A school teacher has been jailed indefinitely for child abuse, Nigel Leat taught at Hillside First School in Weston-super-Mare, North Somerset.
A review has found that he was able to film himself abusing young girls because of a "lamentable failure" by the school management.
At Leat’s trial the court heard that he abused five victims, some as young as six years of age. The trial judge described Leat as a "paedophile of the most sickening order".
He was charged with a range of child abuse offences including one count of attempted rape, 22 counts of sexually assaulting a child under 13 and eight counts of sexual assault by penetration.
More than 30,000 indecent photographs were found by the police.
The child abuse offences were committed between September 2006 and December 2010, only ceasing when Leat was arrested.

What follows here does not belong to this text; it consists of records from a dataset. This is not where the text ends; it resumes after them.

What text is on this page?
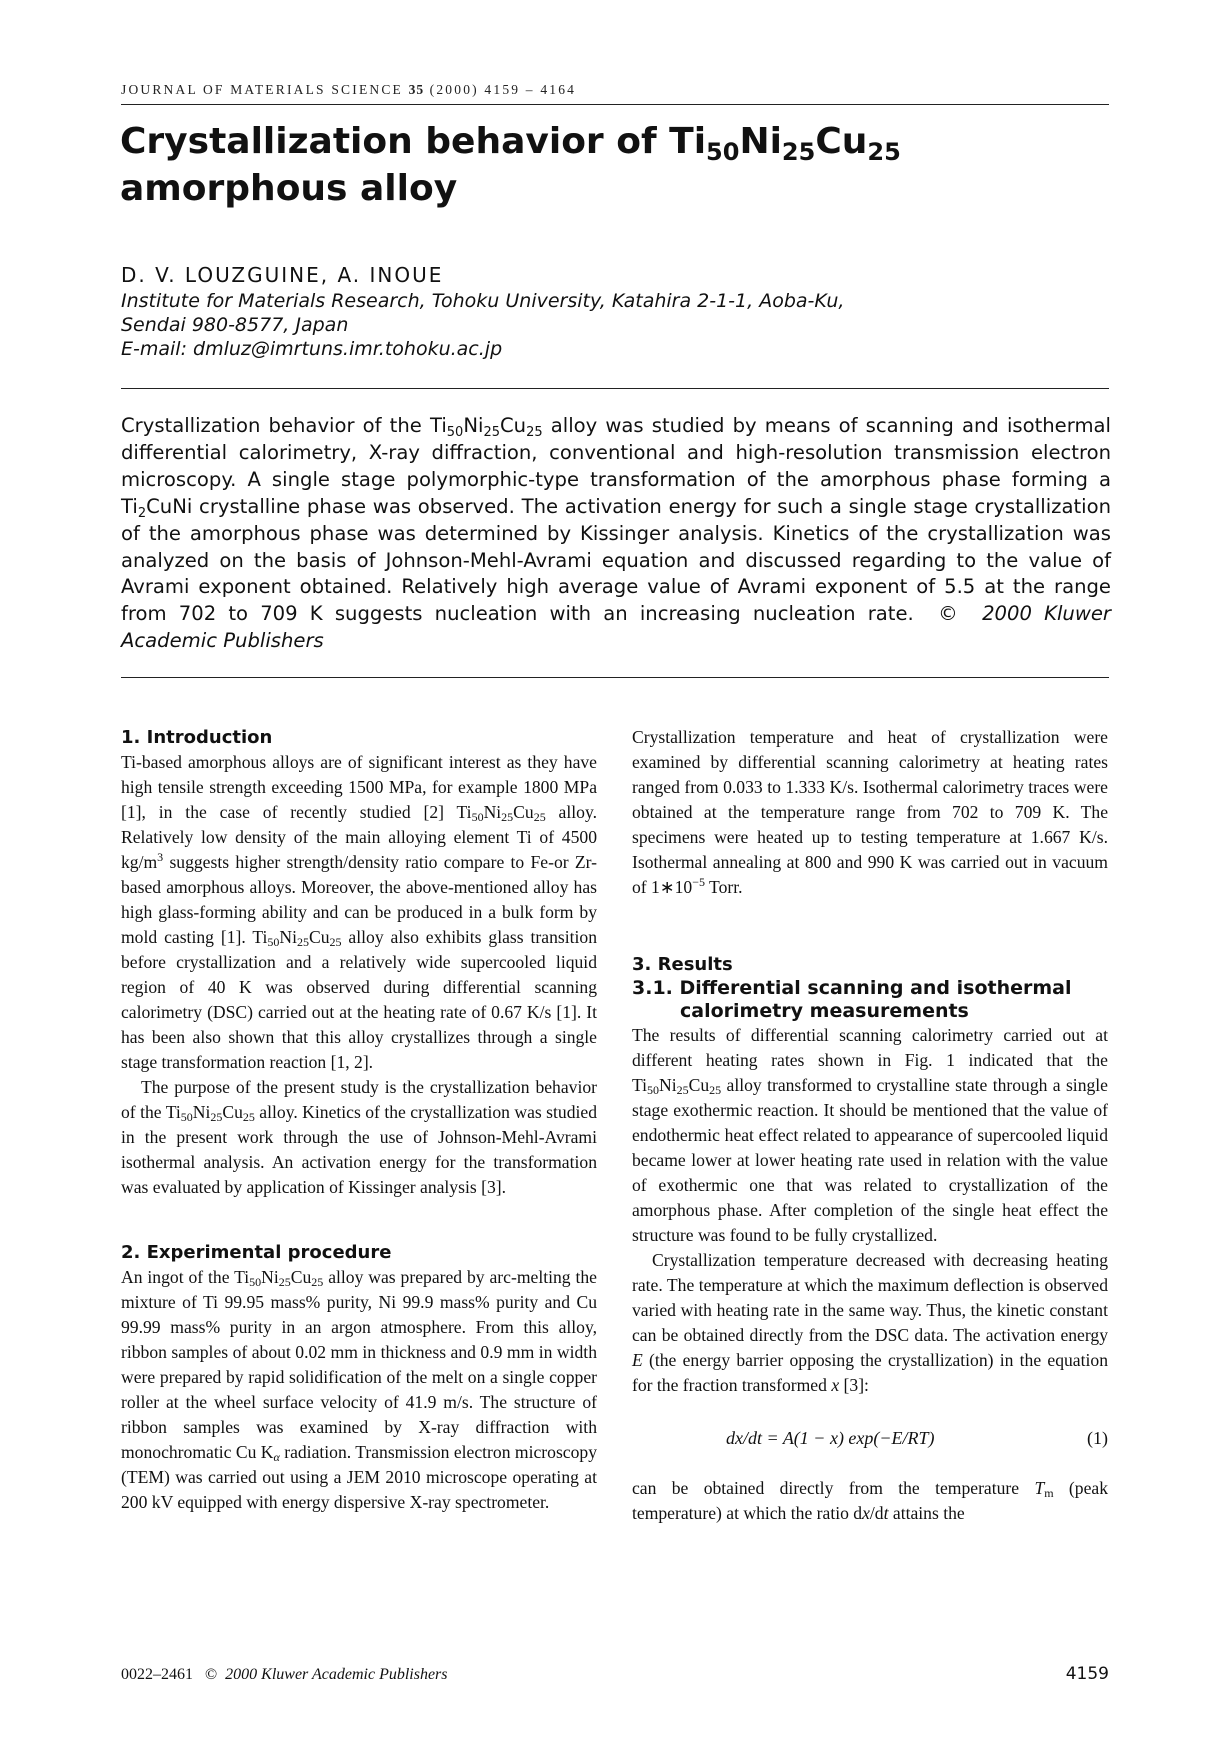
JOURNAL OF MATERIALS SCIENCE 35 (2000) 4159 – 4164
Crystallization behavior of $Ti_{50}Ni_{25}Cu_{25}$
amorphous alloy
D. V. LOUZGUINE, A. INOUE
Institute for Materials Research, Tohoku University, Katahira 2-1-1, Aoba-Ku,
Sendai 980-8577, Japan
E-mail: dmluz@imrtuns.imr.tohoku.ac.jp

Crystallization behavior of the $Ti_{50}Ni_{25}Cu_{25}$ alloy was studied by means of scanning and isothermal differential calorimetry, X-ray diffraction, conventional and high-resolution transmission electron microscopy. A single stage polymorphic-type transformation of the amorphous phase forming a $Ti_2CuNi$ crystalline phase was observed. The activation energy for such a single stage crystallization of the amorphous phase was determined by Kissinger analysis. Kinetics of the crystallization was analyzed on the basis of Johnson-Mehl-Avrami equation and discussed regarding to the value of Avrami exponent obtained. Relatively high average value of Avrami exponent of 5.5 at the range from 702 to 709 K suggests nucleation with an increasing nucleation rate. © 2000 Kluwer Academic Publishers

1. Introduction

Ti-based amorphous alloys are of significant interest as they have high tensile strength exceeding 1500 MPa, for example 1800 MPa [1], in the case of recently studied [2] $Ti_{50}Ni_{25}Cu_{25}$ alloy. Relatively low density of the main alloying element Ti of 4500 $kg/m^3$ suggests higher strength/density ratio compare to Fe-or Zr-based amorphous alloys. Moreover, the above-mentioned alloy has high glass-forming ability and can be produced in a bulk form by mold casting [1]. $Ti_{50}Ni_{25}Cu_{25}$ alloy also exhibits glass transition before crystallization and a relatively wide supercooled liquid region of 40 K was observed during differential scanning calorimetry (DSC) carried out at the heating rate of 0.67 K/s [1]. It has been also shown that this alloy crystallizes through a single stage transformation reaction [1, 2].

The purpose of the present study is the crystallization behavior of the $Ti_{50}Ni_{25}Cu_{25}$ alloy. Kinetics of the crystallization was studied in the present work through the use of Johnson-Mehl-Avrami isothermal analysis. An activation energy for the transformation was evaluated by application of Kissinger analysis [3].

2. Experimental procedure

An ingot of the $Ti_{50}Ni_{25}Cu_{25}$ alloy was prepared by arc-melting the mixture of Ti 99.95 mass% purity, Ni 99.9 mass% purity and Cu 99.99 mass% purity in an argon atmosphere. From this alloy, ribbon samples of about 0.02 mm in thickness and 0.9 mm in width were prepared by rapid solidification of the melt on a single copper roller at the wheel surface velocity of 41.9 m/s. The structure of ribbon samples was examined by X-ray diffraction with monochromatic Cu $K_\alpha$ radiation. Transmission electron microscopy (TEM) was carried out using a JEM 2010 microscope operating at 200 kV equipped with energy dispersive X-ray spectrometer.

Crystallization temperature and heat of crystallization were examined by differential scanning calorimetry at heating rates ranged from 0.033 to 1.333 K/s. Isothermal calorimetry traces were obtained at the temperature range from 702 to 709 K. The specimens were heated up to testing temperature at 1.667 K/s. Isothermal annealing at 800 and 990 K was carried out in vacuum of $1∗10^{-5}$ Torr.

3. Results
3.1. Differential scanning and isothermal calorimetry measurements

The results of differential scanning calorimetry carried out at different heating rates shown in Fig. 1 indicated that the $Ti_{50}Ni_{25}Cu_{25}$ alloy transformed to crystalline state through a single stage exothermic reaction. It should be mentioned that the value of endothermic heat effect related to appearance of supercooled liquid became lower at lower heating rate used in relation with the value of exothermic one that was related to crystallization of the amorphous phase. After completion of the single heat effect the structure was found to be fully crystallized.

Crystallization temperature decreased with decreasing heating rate. The temperature at which the maximum deflection is observed varied with heating rate in the same way. Thus, the kinetic constant can be obtained directly from the DSC data. The activation energy E (the energy barrier opposing the crystallization) in the equation for the fraction transformed x [3]:

dx/dt = A(1 − x) exp(−E/RT)	(1)

can be obtained directly from the temperature $T_m$ (peak temperature) at which the ratio dx/dt attains the

0022–2461 © 2000 Kluwer Academic Publishers	4159
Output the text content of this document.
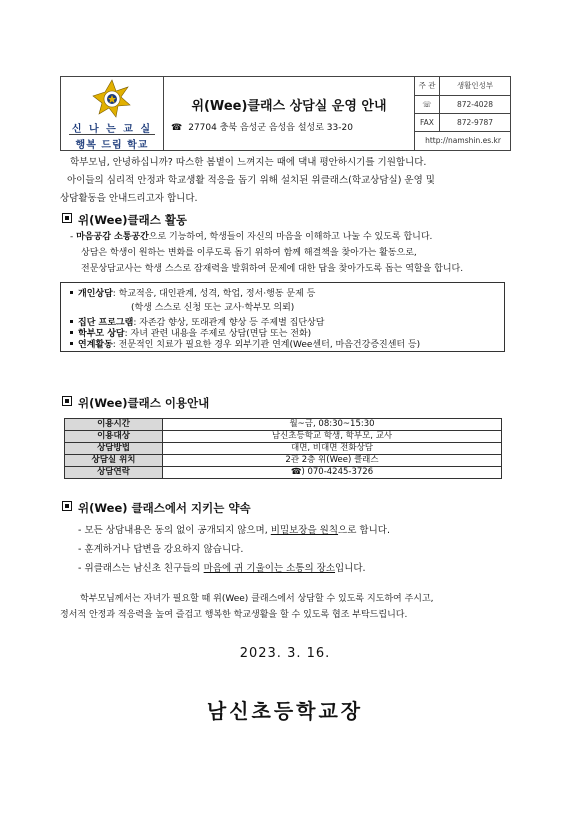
신 나 는 교 실
행복 드림 학교
위(Wee)클래스 상담실 운영 안내
☎ 27704 충북 음성군 음성읍 설성로 33-20
주 관	생활인성부
☏	872-4028
FAX	872-9787
http://namshin.es.kr
학부모님, 안녕하십니까? 따스한 봄볕이 느껴지는 때에 댁내 평안하시기를 기원합니다.
아이들의 심리적 안정과 학교생활 적응을 돕기 위해 설치된 위클래스(학교상담실) 운영 및
상담활동을 안내드리고자 합니다.
위(Wee)클래스 활동
- 마음공감 소통공간으로 기능하여, 학생들이 자신의 마음을 이해하고 나눌 수 있도록 합니다.
상담은 학생이 원하는 변화를 이루도록 돕기 위하여 함께 해결책을 찾아가는 활동으로,
전문상담교사는 학생 스스로 잠재력을 발휘하여 문제에 대한 답을 찾아가도록 돕는 역할을 합니다.
개인상담: 학교적응, 대인관계, 성격, 학업, 정서·행동 문제 등
(학생 스스로 신청 또는 교사·학부모 의뢰)
집단 프로그램: 자존감 향상, 또래관계 향상 등 주제별 집단상담
학부모 상담: 자녀 관련 내용을 주제로 상담(면담 또는 전화)
연계활동: 전문적인 치료가 필요한 경우 외부기관 연계(Wee센터, 마음건강증진센터 등)
위(Wee)클래스 이용안내
이용시간	월~금, 08:30~15:30
이용대상	남신초등학교 학생, 학부모, 교사
상담방법	대면, 비대면 전화상담
상담실 위치	2관 2층 위(Wee) 클래스
상담연락	☎) 070-4245-3726
위(Wee) 클래스에서 지키는 약속
- 모든 상담내용은 동의 없이 공개되지 않으며, 비밀보장을 원칙으로 합니다.
- 훈계하거나 답변을 강요하지 않습니다.
- 위클래스는 남신초 친구들의 마음에 귀 기울이는 소통의 장소입니다.
학부모님께서는 자녀가 필요할 때 위(Wee) 클래스에서 상담할 수 있도록 지도하여 주시고,
정서적 안정과 적응력을 높여 즐겁고 행복한 학교생활을 할 수 있도록 협조 부탁드립니다.
2023. 3. 16.
남신초등학교장
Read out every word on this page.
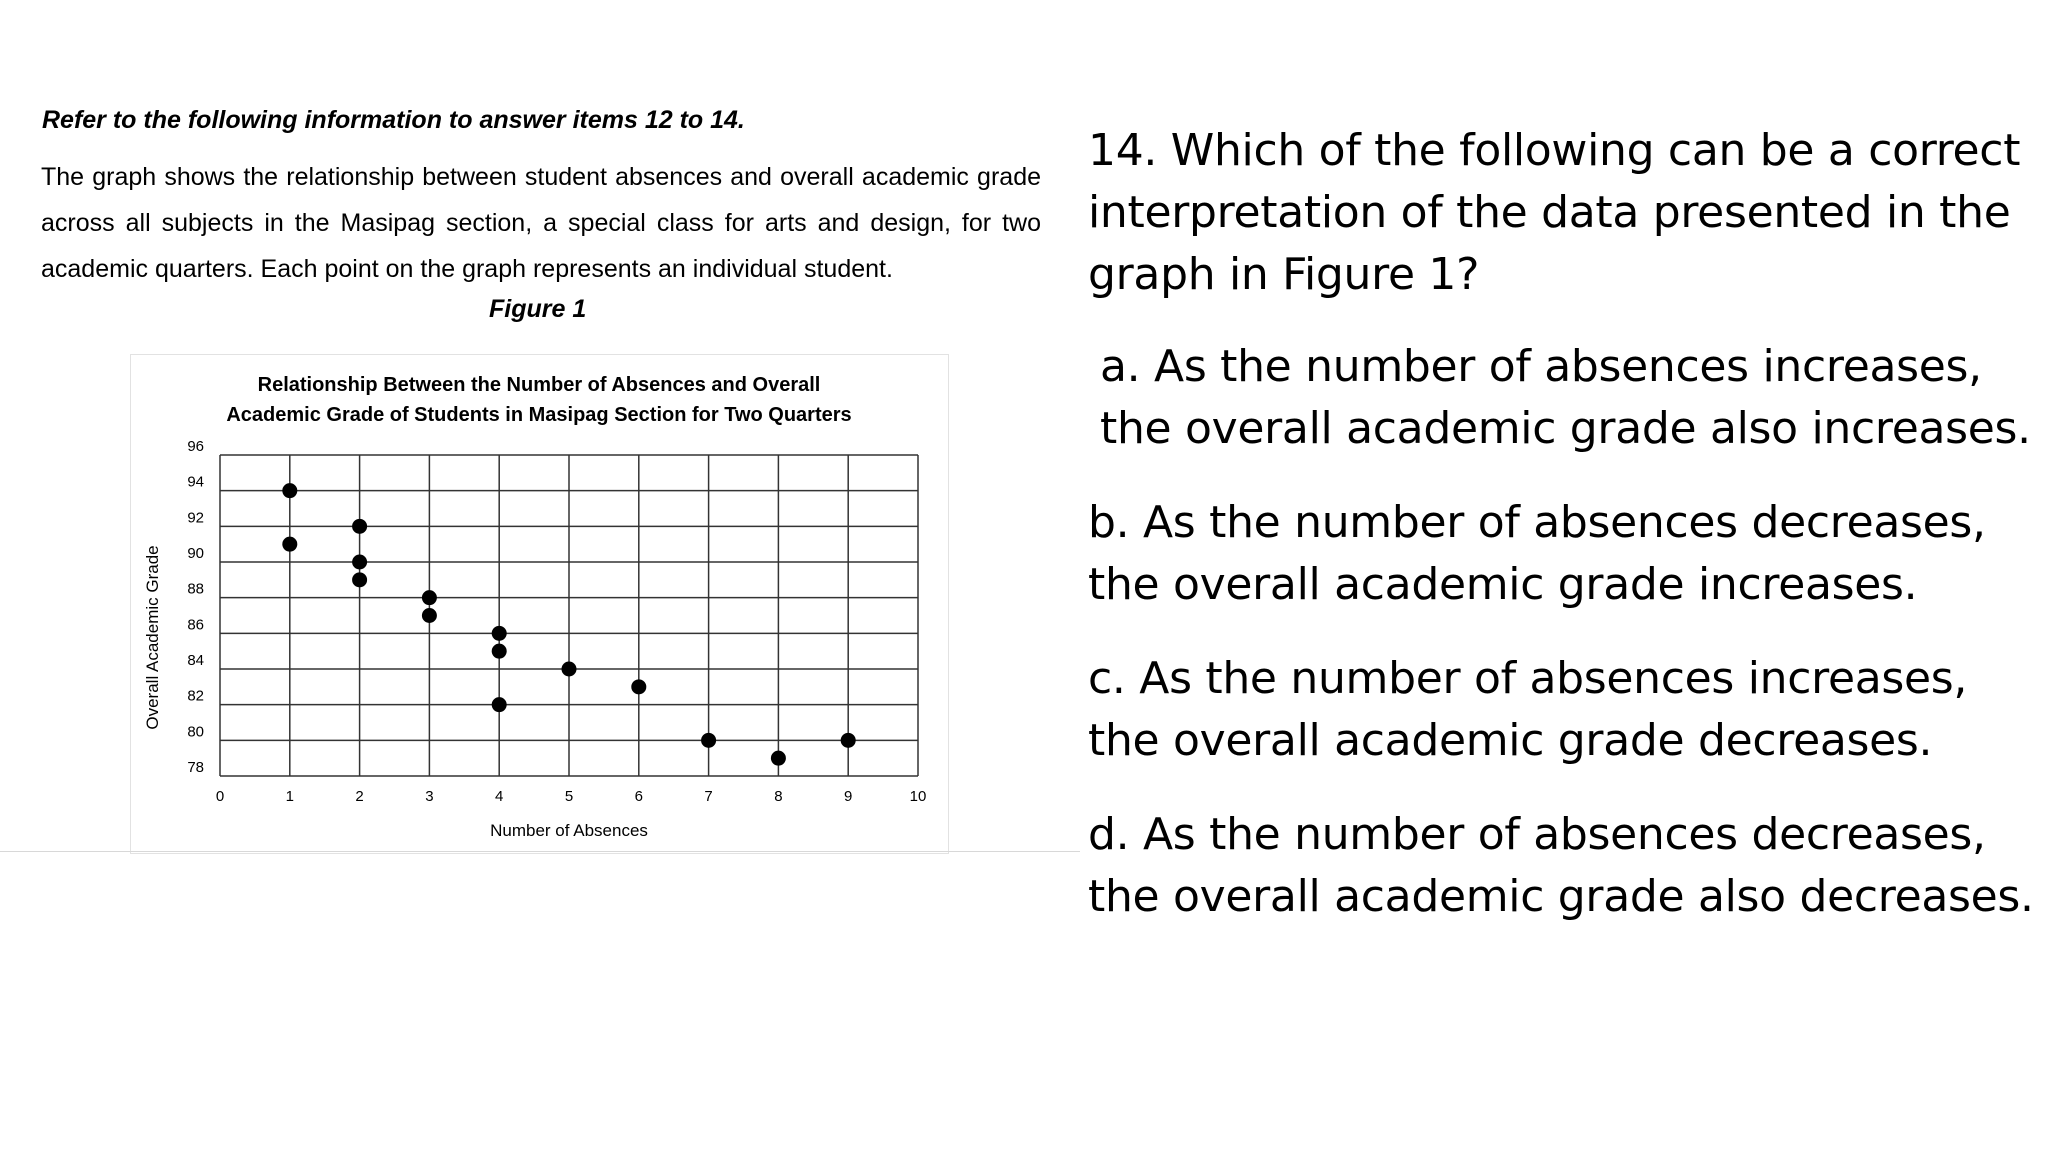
Refer to the following information to answer items 12 to 14.

The graph shows the relationship between student absences and overall academic grade across all subjects in the Masipag section, a special class for arts and design, for two academic quarters. Each point on the graph represents an individual student.

Figure 1
Relationship Between the Number of Absences and Overall
Academic Grade of Students in Masipag Section for Two Quarters
0	1	2	3	4	5	6	7	8	9	10
78
80
82
84
86
88
90
92
94
96
Number of Absences
Overall Academic Grade

14. Which of the following can be a correct interpretation of the data presented in the graph in Figure 1?

a. As the number of absences increases, the overall academic grade also increases.

b. As the number of absences decreases, the overall academic grade increases.

c. As the number of absences increases, the overall academic grade decreases.

d. As the number of absences decreases, the overall academic grade also decreases.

A report was carried out by Hillside First School while Leat he still worked there. It referred to no less than 30 incidents of "inappropriate or unprofessional conduct" involving the teacher, though only 11 of them were formally reported.
North Somerset Safeguarding Children Board commissioned a serious case review which found that the incidents in the school management report included indecent touching, inappropriate lesson content and over-familiarity with children.
Leat’s colleagues advised him that his behaviour was inappropriate and warned him of the risk that he could be accused of professional misconduct.
The child abuse perpetrated by the teacher included taking photographs of pupils on a mobile phone, and kissing and cuddling the children.
Another teacher at Hillside First School also saw Leat in his underpants and a T shirt while getting changed in his classroom.
The case review revealed that school staff had raised "a variety of concerns" about the teacher within a year of him being appointed and during the period of his employment.
The review estimates that 20 pupils were witnesses or victims of child abuse by Leat and described the teacher’s behaviour as typical of grooming activities pursued by adults who are intent on sexually abusing children. However the school failed to recognise that the teacher's behaviour was consistent with grooming for sexual abuse.
The review made 32 proposals, including a recommendation that the serious case review is read by head teachers and school governors throughout the UK.
The NSPCC Director of Child Protection Advice and Awareness has described the Hillside First School case as “shocking”. “Young children” he said, “were left at the mercy of a determined sex offender in their own school, even though many people had concerns about Nigel Leat's behaviour.”